The Parts sent over were...
- Magenta pigment coding (BBa_K592012, pSB1C3)
- Green light sensor (BBa_K592001, pSB1C3)
- Yellow pigment coding (BBa_K592010, pSB1C3)
- Cyan pigment coding (BBa_K322122, pSB1C3)
- FixJ intermediate protein coding (BBa_K592005, pSB1C3)
We also requested some extra parts from the Registry
- 2 Genome Integration Kits (BBa_K510000 and BBa_K510012). We know we want to genome integrate some of our Parts at some point...

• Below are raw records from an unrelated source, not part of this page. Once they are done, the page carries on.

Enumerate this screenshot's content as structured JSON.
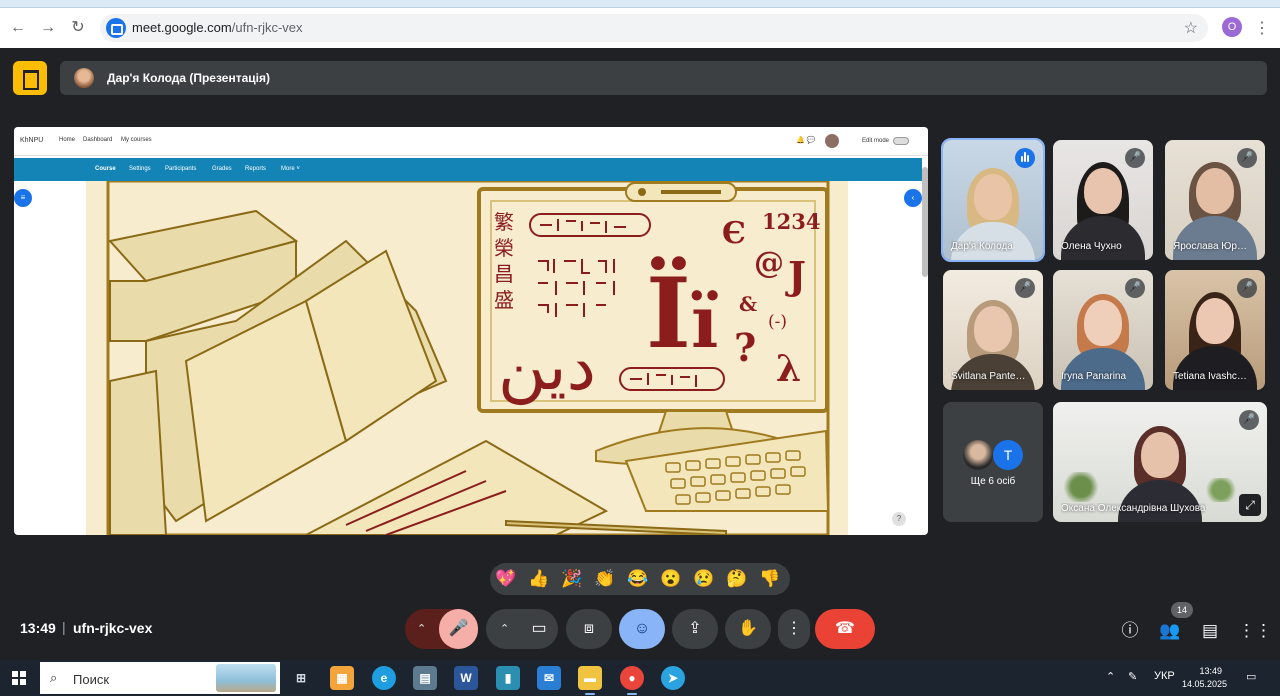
{
  "browser": {
    "url_host": "meet.google.com",
    "url_path": "/ufn-rjkc-vex",
    "profile_initial": "O"
  },
  "meet": {
    "presenter_label": "Дар'я Колода (Презентація)"
  },
  "presentation": {
    "site": {
      "logo": "KhNPU",
      "links": [
        "Home",
        "Dashboard",
        "My courses"
      ],
      "edit_mode": "Edit mode",
      "nav": [
        "Course",
        "Settings",
        "Participants",
        "Grades",
        "Reports",
        "More ˅"
      ],
      "help": "?"
    },
    "slide": {
      "characters": [
        "繁",
        "榮",
        "昌",
        "盛",
        "1234",
        "Ї",
        "ї",
        "@",
        "J",
        "&",
        "?",
        "(-)",
        "λ",
        "Є",
        "دين"
      ]
    }
  },
  "participants": [
    {
      "name": "Дар'я Колода",
      "state": "speaking"
    },
    {
      "name": "Олена Чухно",
      "state": "muted"
    },
    {
      "name": "Ярослава Юр…",
      "state": "muted"
    },
    {
      "name": "Svitlana Pante…",
      "state": "muted"
    },
    {
      "name": "Iryna Panarina",
      "state": "muted"
    },
    {
      "name": "Tetiana Ivashc…",
      "state": "muted"
    },
    {
      "name": "Оксана Олександрівна Шухова",
      "state": "muted"
    }
  ],
  "more_participants": {
    "label": "Ще 6 осіб",
    "avatar_letter": "T"
  },
  "reactions": [
    "💖",
    "👍",
    "🎉",
    "👏",
    "😂",
    "😮",
    "😢",
    "🤔",
    "👎"
  ],
  "controls": {
    "time": "13:49",
    "separator": "|",
    "meeting_code": "ufn-rjkc-vex",
    "participants_badge": "14"
  },
  "taskbar": {
    "search_text": "Поиск",
    "language": "УКР",
    "time": "13:49",
    "date": "14.05.2025"
  },
  "colors": {
    "meet_bg": "#202124",
    "end_call": "#ea4335",
    "reactions_active": "#8ab4f8",
    "muted_mic": "#f6aea9",
    "slide_bg": "#f7eccd",
    "slide_ink": "#8b1d1d"
  }
}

- Alternative cyan pigments (BBa_K592011 just codes for the pigment but has no promoter, RBS or terminator. BBa_K864404 codes for the same pigment, but has a promoter and RBS. BBa_K592022 also has the same coding region and RBS, but an alternative promoter)
Afternoon
Transforming the BioBricks we will be utilising in the blue light module
We are transforming...
- BBa_K608002, codes for a promoter and RBS
- BBa_K592004, our blue light sensor
- BBa_B0015, a terminator
- BBa_B0034, an RBS
- K592006, the promoter that is activated by FixJ
We already have the following Parts as LB stab plates from the iGEM registry, so transformation of these Parts is required:
- BBa_K592005, codes for our intermediate protein, FixJ
- BBa_K592010, our yellow pigment
The transformation protocol from 4/7/13 was followed, no details from the method were changed.
Sequencing
We also sent our Cph8 plasmids off for sequencing.
Liquid cultures
Liquid cultures were made of...
- BBa_K592012, our magenta pigment
- BBa_K592010, our yellow pigment
- BBa_K322122, our cyan pigment
(Next day, results from transformation)
BBa_K592004, blue light sensor - 94 colonies
BBa_K608002, promoter and RBS - 112 colonies
BBa_K592006, FixJ promoter - 73 colonies
BBa_B0015, a terminator - 118 colonies
Our BBa_B0034, an RBS, had no colonies as we hadn't noted that this part was stored on pSB1A2, so plating it onto a chloramphenicol plate killed all of the colonies. A retry of this transformation will be undertaken tomorrow.